De entre as suas propostas este artista sublinha uma política de co-financiamento para este sector.
“Foi cancelado o fundo de financiamento para Cultura, uma coisa grave uma vez que agora é que este fundo deveria estar mais disponível para co-financiar projectos. Outra solução seria a REMP, uma ferramenta de facilitação, onde pequenas e médias empresas são beneficiárias por várias formas, mas de onde tiraram todos os elementos da cultura, deixando as empresas deste sector enquadradas em um mecanismo fiscal geral, como as outras”.
Medo represálias
Questionado sobre a adesão dos artistas e criadores a esta manifestação Batchart diz que “infelizmente estamos em um país onde as pessoas têm medo de represálias”, mas que, no entanto, os que participaram mostram uma diversificação de vários ramos da cultura representando uma união entre todos.
“Não queremos solidariedade…queremos compreensão.
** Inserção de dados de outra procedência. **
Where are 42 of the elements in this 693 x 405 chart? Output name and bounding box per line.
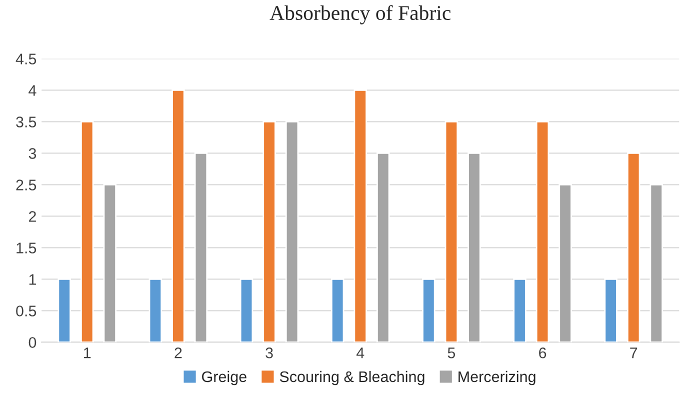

Aqueles que criticam a nossa atitude e que depois realizam festas em suas casas, são os maiores responsáveis por estarmos aqui hoje. E estes são meros cidadãos e não são artistas que aguardam momentos de retomarem a sua vida, o seu trabalho”, sublinha.
Depois de entregar este “manifesto” ao Governo apelando uma política pública mais adequada estes artistas e criadores esperam sentar com o Ministério da Cultura e das Indústrias Criativas e entregar as suas propostas, com medidas concretas, desta vez, para serem ouvidas, tendo em conta a importância deste sector.
“Sabemos qual o nosso valor porque Cultura não pode ser cancelada porque tem também o seu valor. Até no momento em que tudo parou por causa da -19 a arte esteve presente porque se não fosse assim, as pessoas poderiam não morrer da covid-19 e morrer de tédio, sem ler, ouvir música, etc. Cultura não é cancelável. Não podemos simplesmente de uma hora para outra estagnar tudo enquanto nós não queremos morrer da covid-19, mas também não podemos sentar e morrer de fome”, termina.~
Soluções?
Também ouvido pelo A NAÇÃO, o artista Beto Dias disse que a sua presença e demais artistas nesta manifestação não é mais nem menos do que juntar a voz para uma causa que no fundo beneficia a todos.
“ Estar aqui é mostrar que eu também não estou satisfeito com este cancelamento da cultura e mostrar que precisamos de uma esperança de que em breve estaremos de volta. Não ficar parado sem fazer nada”.
Para este músico, a solução seria acabar com a pandemia para que tudo volte ao normal. No entanto, não estando isso na mão de ninguém, este acredita que “se outros sectores já tiveram as suas soluções e estão a trabalhar “normalmente”, porque não uma solução para nós também?”, questiona.
A manifestação que contou com presença forte de artistas, DJs, promotores e organizadores de eventos entre outros criadores de artes, espetáculos e entretenimento dos concelhos de Santiago, terminou com uma grande salva de palmas na esperança de que as suas preces sejam ouvidas e os seus problemas resolvidos.